The next morning, Thursday, I awoke to Hominy, standing in my front yard, shirtless and barefoot and lashed to the curbside mailbox, demanding that I whip him. I don’t know who tied his hands, but I do know that Hominy had tied mine.


“Hominy, stop.”

“I want to thank you for saving my life.”

“You know I’d do anything for you. Your work with the Little Rascals made my childhood bearable.”

“You want to make me happy?”

“Yes, you know that.”

“Then beat me. Beat me to within an inch of my worthless black life. Beat me, but don’t kill me, massa. Beat me just enough so that I can feel what I’m missing.”

“Isn’t there another way? Isn’t there something else that would make you happy?”

“Bring back Dickens.”

“You know that’s impossible. When cities disappear, they don’t come back.”

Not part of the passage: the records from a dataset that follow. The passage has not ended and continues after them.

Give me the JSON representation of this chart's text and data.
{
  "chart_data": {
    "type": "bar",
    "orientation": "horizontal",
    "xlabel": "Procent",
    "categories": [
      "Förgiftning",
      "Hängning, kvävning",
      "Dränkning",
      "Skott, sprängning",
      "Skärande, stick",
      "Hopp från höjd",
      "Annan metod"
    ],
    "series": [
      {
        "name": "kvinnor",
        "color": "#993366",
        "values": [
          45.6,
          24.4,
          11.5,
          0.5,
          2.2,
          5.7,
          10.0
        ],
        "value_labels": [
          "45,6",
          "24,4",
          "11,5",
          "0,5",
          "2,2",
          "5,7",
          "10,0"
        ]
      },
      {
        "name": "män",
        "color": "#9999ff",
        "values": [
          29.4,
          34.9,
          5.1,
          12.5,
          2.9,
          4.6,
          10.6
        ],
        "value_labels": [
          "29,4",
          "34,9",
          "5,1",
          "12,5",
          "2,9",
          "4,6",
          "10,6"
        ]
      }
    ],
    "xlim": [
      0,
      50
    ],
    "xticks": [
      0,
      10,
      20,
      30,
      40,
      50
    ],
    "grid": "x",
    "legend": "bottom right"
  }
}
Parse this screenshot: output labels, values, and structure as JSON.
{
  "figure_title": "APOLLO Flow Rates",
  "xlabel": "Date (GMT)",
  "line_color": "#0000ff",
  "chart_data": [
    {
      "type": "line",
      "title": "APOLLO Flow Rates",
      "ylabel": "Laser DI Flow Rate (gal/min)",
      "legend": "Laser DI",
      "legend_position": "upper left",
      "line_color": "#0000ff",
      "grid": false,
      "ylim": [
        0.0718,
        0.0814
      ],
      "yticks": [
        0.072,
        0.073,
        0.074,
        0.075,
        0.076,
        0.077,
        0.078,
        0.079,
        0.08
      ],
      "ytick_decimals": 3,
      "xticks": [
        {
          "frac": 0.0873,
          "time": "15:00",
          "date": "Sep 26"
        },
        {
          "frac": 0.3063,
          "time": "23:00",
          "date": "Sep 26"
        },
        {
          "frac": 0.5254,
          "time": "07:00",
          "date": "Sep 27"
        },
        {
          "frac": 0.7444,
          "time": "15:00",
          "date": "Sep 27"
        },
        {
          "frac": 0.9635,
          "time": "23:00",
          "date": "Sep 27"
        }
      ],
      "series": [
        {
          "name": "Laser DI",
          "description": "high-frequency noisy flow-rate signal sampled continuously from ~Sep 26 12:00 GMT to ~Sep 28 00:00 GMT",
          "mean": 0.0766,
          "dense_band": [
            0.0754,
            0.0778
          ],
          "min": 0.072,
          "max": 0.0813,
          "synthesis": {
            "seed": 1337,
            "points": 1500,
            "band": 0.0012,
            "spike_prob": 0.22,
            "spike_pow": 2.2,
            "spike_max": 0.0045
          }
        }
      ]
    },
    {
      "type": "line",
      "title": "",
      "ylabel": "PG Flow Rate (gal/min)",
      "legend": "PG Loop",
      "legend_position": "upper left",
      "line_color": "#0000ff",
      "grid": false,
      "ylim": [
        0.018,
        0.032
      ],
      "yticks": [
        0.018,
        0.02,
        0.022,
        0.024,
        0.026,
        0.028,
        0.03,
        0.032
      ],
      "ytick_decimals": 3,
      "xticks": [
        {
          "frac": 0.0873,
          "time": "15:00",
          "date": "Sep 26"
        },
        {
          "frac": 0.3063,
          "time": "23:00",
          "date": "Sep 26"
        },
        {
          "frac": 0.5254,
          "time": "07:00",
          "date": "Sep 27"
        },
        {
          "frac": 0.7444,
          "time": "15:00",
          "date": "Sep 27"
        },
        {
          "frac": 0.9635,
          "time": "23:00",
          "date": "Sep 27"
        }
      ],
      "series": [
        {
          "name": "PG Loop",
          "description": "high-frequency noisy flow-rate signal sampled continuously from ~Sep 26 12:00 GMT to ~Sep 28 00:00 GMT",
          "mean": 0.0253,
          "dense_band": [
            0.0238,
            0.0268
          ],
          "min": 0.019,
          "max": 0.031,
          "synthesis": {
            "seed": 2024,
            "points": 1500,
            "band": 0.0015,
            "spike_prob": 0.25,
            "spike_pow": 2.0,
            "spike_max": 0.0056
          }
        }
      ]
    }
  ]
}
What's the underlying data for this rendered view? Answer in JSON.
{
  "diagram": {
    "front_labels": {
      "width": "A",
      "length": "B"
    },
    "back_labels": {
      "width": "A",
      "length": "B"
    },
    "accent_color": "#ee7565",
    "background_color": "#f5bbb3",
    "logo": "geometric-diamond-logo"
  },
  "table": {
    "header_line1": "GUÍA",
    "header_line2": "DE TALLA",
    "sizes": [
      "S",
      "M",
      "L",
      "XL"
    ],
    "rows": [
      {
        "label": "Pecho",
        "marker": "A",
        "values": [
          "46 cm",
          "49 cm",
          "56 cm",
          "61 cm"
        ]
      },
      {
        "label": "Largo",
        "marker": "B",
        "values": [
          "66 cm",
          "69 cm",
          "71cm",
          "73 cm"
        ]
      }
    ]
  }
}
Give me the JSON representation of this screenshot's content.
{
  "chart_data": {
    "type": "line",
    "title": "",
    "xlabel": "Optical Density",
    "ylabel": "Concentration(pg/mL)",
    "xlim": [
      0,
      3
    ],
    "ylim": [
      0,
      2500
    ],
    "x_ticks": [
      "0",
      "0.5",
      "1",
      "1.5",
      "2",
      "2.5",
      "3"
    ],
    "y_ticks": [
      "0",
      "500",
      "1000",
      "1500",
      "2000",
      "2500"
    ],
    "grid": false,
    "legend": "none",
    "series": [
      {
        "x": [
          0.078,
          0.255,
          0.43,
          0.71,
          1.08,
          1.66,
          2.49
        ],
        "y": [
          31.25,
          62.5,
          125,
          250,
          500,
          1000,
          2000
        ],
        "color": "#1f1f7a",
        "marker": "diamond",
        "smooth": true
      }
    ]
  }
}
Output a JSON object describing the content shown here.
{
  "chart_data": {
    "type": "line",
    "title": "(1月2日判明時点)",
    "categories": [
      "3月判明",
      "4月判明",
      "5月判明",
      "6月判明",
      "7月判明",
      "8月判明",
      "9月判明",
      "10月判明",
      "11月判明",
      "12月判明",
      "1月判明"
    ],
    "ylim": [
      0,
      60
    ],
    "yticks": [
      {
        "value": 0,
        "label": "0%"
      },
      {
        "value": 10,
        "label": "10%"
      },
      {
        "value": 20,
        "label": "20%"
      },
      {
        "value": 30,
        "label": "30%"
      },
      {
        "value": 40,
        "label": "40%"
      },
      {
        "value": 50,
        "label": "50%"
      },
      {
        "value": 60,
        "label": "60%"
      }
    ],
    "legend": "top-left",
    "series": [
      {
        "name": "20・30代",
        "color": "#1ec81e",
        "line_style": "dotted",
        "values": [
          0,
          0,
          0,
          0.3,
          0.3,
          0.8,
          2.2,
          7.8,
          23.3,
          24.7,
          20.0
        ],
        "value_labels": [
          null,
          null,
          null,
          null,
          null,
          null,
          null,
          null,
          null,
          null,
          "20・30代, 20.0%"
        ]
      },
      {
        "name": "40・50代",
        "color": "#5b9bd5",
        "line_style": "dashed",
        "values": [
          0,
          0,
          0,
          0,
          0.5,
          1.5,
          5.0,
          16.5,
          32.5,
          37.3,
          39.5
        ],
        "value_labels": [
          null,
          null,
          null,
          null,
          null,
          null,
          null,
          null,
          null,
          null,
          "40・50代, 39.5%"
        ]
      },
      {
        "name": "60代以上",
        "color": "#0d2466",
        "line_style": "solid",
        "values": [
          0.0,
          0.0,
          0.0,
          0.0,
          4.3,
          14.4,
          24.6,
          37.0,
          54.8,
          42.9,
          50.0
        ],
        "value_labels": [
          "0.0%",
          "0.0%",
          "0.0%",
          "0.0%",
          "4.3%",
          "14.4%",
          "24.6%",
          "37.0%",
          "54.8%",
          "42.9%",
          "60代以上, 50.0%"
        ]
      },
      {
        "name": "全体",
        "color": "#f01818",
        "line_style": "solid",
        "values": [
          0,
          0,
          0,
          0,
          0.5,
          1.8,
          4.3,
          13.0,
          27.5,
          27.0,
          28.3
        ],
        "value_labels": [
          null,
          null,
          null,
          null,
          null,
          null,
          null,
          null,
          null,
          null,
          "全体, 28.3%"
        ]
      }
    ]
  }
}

“Then you know what to do.”

They say it took three sheriff’s deputies to pull me off his black ass, because I whipped the shit out of that nigger. Daddy would’ve said that I was suffering from “dissociative reaction.” That’s what he always attributed my beatings to. Opening up the DSM I, a holy book of mental disorders so old it defined homosexuality as “libidinal dylexsia,” he’d point to “Dissociative Reaction,” then clean his glasses and begin explaining himself slowly, “Dissociative reaction is like a psychic circuit breaker. When the mind experiences a power surge of stress and bullshit, it switches off, just shuts your cognition down and you blank out. You act but are unaware of your actions. So you see, even though I don’t remember dislocating your jaw…”

I’d love to say that I awoke from my own fugue state and remembered only the stinging fizz of my wounds as Hominy gently dabbed at my police-inflicted abrasions with cotton balls soaked in hydrogen peroxide. But as long as I live, I’ll never forget the sound of my leather belt against the Levi Strauss denim as I unsheathed it from my pants. The whistle of that brown-and-black reversible whip cutting through the air and raining down hard in loud skin-popping thunderclaps on Hominy’s back. The teary-eyed joy and the thankfulness he showed me as he crawled, not away from the beating, but into it; seeking closure for centuries of repressed anger and decades of unrequited subservience by hugging me at the knees and begging me to hit him harder, his black body welcoming the weight and sizzle of my whip with grovelling groans of ecstasy. I’ll never forget Hominy bleeding in the street and, like every slave throughout history, refusing to press charges. I’ll never forget him walking me gently inside and asking those who’d gathered around not to judge me because, after all, who whispers in the Nigger Whisperer’s ear?